09Deployment: boring on purpose
The whole thing ships as one Docker image and runs from systemd timers — no orchestration, no always-on process, nothing to babysit. Each destination is a templated service instance with its own data volume, so their browser profiles, caches, and ledgers never mix. Two safety nets guarantee a scheduled run never fails silently:
In-app alerts for failures the program can see — an expired login, a Cloudflare block, a scrape that broke because the site changed — posted to Discord with the traceback.
A systemd OnFailure backstop for the failures the program can't report itself: the container won't start, gets OOM-killed, or hangs past its timeout. A tiny separate notifier catches those.
Runs are also self-housekeeping: old per-run logs and exports are pruned automatically, while working state (the catalog cache, browser profiles, ledgers) is left alone.
10The stack, deliberately small
Python 3.12 The whole service. ~2,300 lines across 16 modules, standard-library-first.
Hardened Playwright build Headed Chromium that survives Cloudflare's bot detection, for the sites with no API.
httpx Lightweight HTTP for Goodreads RSS, Open Library lookups, and Discord webhooks.
Open Library The shared identity layer — works and editions — that makes cross-site matching possible.
Docker + systemd One image, templated per-sink services, daily timers with catch-up. No daemon.
JSON ledgers Three flat files are the entire persistence layer. No database; none needed.
Three runtime dependencies. The constraint was the point: a tool I run unattended every day should have as little surface area to rot as I can manage.
11What I'd take to the next thing
Pick the right key before writing a line of logic. Almost every early bug traced back to matching on ISBN. Choosing "work key" as the unit of identity dissolved more problems than any amount of clever matching code.

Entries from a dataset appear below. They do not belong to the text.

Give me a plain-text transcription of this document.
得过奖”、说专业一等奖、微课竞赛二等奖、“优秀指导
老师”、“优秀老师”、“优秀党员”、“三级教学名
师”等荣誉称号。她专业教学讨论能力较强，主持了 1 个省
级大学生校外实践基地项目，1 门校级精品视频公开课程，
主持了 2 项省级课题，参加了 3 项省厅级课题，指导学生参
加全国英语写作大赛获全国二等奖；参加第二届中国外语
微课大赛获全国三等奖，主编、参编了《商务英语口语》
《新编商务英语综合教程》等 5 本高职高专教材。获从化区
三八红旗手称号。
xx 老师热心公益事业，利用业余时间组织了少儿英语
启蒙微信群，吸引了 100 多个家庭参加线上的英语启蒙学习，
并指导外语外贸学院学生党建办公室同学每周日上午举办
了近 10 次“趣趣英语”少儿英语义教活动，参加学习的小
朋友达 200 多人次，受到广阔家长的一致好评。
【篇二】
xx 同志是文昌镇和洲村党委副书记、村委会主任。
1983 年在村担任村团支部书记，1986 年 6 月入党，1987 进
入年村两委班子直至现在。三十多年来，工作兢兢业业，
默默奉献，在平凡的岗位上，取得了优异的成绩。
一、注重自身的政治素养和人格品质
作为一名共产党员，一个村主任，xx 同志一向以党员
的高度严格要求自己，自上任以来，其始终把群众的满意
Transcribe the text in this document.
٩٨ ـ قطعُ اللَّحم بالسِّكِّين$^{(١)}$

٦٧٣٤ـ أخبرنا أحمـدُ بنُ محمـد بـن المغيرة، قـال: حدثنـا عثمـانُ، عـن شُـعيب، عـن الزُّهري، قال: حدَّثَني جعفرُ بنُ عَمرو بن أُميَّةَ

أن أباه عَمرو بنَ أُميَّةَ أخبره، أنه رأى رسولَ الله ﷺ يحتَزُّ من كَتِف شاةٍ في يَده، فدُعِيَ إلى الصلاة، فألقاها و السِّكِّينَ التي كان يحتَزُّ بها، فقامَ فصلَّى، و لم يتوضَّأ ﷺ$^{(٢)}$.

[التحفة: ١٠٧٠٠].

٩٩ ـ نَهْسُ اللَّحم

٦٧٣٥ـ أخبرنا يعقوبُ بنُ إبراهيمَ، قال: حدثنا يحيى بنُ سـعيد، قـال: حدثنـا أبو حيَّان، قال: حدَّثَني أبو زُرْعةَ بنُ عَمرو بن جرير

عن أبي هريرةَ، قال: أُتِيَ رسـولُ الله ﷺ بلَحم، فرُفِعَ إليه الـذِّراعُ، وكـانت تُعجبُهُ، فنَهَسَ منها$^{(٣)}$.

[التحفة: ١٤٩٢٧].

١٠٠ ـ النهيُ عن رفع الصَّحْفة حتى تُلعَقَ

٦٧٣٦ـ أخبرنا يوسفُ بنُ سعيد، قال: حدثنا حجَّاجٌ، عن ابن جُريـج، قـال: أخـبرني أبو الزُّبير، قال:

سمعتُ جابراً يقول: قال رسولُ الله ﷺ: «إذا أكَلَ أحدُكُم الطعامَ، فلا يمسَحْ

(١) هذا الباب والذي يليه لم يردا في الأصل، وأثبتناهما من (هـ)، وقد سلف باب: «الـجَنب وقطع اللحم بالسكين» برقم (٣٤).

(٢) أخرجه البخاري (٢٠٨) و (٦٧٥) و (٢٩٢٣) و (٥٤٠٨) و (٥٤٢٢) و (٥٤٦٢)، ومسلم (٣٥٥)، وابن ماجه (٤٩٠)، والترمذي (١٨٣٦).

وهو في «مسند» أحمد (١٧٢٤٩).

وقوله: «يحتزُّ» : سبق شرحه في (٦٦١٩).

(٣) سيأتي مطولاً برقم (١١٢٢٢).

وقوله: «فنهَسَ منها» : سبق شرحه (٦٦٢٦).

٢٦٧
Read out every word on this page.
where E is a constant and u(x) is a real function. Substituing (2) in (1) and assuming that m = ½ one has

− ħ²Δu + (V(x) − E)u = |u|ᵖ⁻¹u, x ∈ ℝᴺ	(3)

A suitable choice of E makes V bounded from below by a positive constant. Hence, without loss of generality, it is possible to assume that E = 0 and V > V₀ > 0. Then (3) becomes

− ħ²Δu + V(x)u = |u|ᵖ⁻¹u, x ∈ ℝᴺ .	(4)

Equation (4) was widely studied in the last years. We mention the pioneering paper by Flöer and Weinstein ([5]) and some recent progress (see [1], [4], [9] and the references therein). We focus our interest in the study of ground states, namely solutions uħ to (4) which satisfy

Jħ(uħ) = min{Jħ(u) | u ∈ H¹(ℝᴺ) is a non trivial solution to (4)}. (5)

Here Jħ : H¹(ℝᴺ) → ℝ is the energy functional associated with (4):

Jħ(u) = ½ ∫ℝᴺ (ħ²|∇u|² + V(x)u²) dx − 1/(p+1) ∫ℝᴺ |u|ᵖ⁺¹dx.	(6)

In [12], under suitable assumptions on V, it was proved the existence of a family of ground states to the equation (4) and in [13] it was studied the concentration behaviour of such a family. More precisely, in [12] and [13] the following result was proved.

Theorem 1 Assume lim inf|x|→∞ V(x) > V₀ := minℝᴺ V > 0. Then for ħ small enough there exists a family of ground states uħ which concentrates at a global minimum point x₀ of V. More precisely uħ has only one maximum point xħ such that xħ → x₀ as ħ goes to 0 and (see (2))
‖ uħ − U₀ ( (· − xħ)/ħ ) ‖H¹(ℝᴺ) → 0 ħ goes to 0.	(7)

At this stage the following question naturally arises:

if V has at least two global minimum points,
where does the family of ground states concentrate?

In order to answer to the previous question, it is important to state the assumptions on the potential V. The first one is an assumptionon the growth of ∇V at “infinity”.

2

Make the destructive direction timid. Dry-run defaults, asymmetric caps, ledger guards, add-before-remove ordering — the remove path has four independent reasons to refuse before it deletes anything. That paranoia is why I trust it to run unattended.
Design the notifications as carefully as the logic. An alert you've learned to ignore is worse than no alert. "Report changes, not state" turned a stream of noise back into a signal I read.
Encode every bug as a test. The matcher's guards are a museum of real mistakes it once made; each one is pinned by a regression test so it can't reappear.